Mr Meagher, in an essay for the White Ribbon Campaign, recalls how hearing his wife’s killer, Adrian Bayley, speak for the first time clarified his views on men who perpetrate violence against women.
He recalled when the rapist-murderer responded to a judge’s question.
“I froze because I’d been socialised to believe that men who rape are jabbering madmen,” he writes in a website blog.
“It was chilling, I had formed an image that this man was not human, that he existed as a singular force of pure evil.”
Mr Meagher has turned that perspective into support for the White Ribbon Campaign in his native Ireland.

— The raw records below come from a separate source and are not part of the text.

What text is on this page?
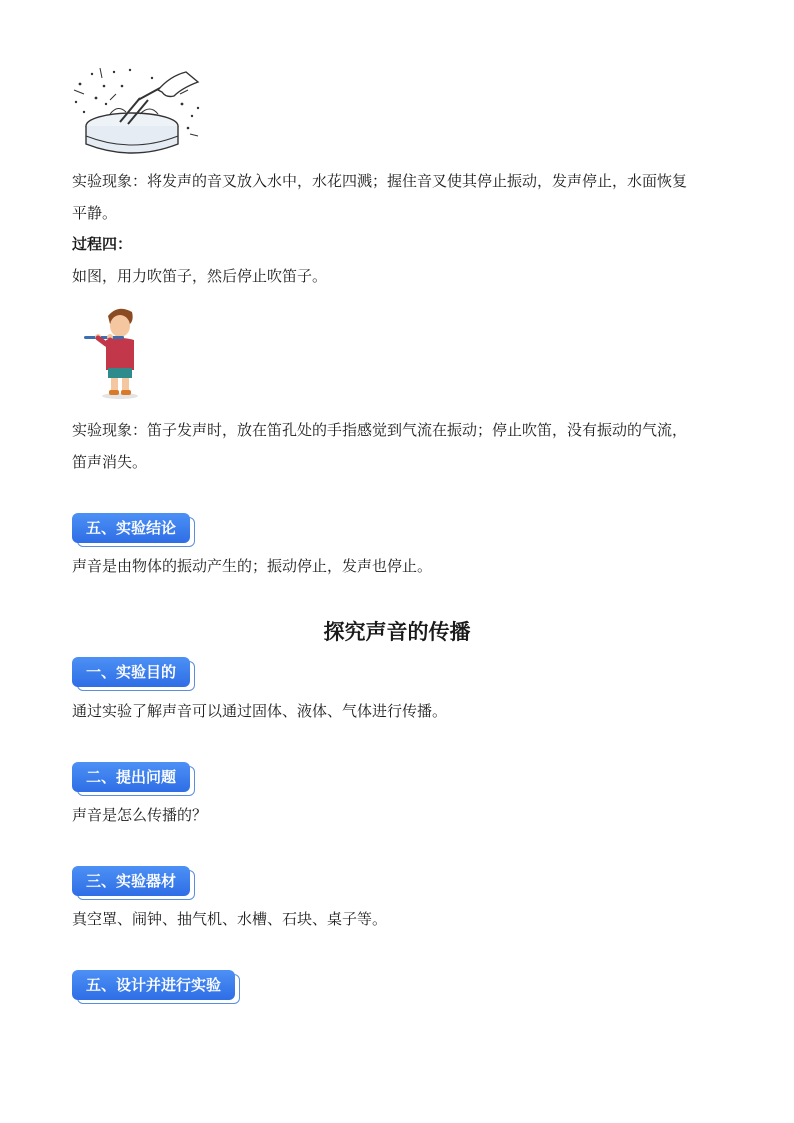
实验现象：将发声的音叉放入水中，水花四溅；握住音叉使其停止振动，发声停止，水面恢复

平静。

过程四：

如图，用力吹笛子，然后停止吹笛子。

实验现象：笛子发声时，放在笛孔处的手指感觉到气流在振动；停止吹笛，没有振动的气流，

笛声消失。

五、实验结论

声音是由物体的振动产生的；振动停止，发声也停止。

探究声音的传播
一、实验目的

通过实验了解声音可以通过固体、液体、气体进行传播。

二、提出问题

声音是怎么传播的？

三、实验器材

真空罩、闹钟、抽气机、水槽、石块、桌子等。

五、设计并进行实验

Ms Meagher, 29, had been walking home from a Brunswick bar when she was raped, murdered and dumped out of town.
The crime in 2012 drew public outrage, prompted a peace march of 30,000 people, and led to reforms in the justice system.
Mr Meagher said he had been overwhelmed by messages from thousands of women who had been abused.
He said he realised he needed to take a stand and highlight the causes of such violence, that his wife’s random rape and murder couldn’t be treated in isolation because it fed into a “monster myth” of men who abused women.
“The more I felt the incredible support from the community, the more difficult it was to ignore the silent majority whose tormentors are not monsters lurking on busy streets, but their friends, acquaintances, husbands, lovers, brothers and fathers,” he wrote.
“We cannot separate these cases from one another ... doing so allows us to ignore the fact all these crimes have exactly the same cause: violent men and the silence of non-violent men.”
He said it was only when good men took a stand that the abusive cycle would end.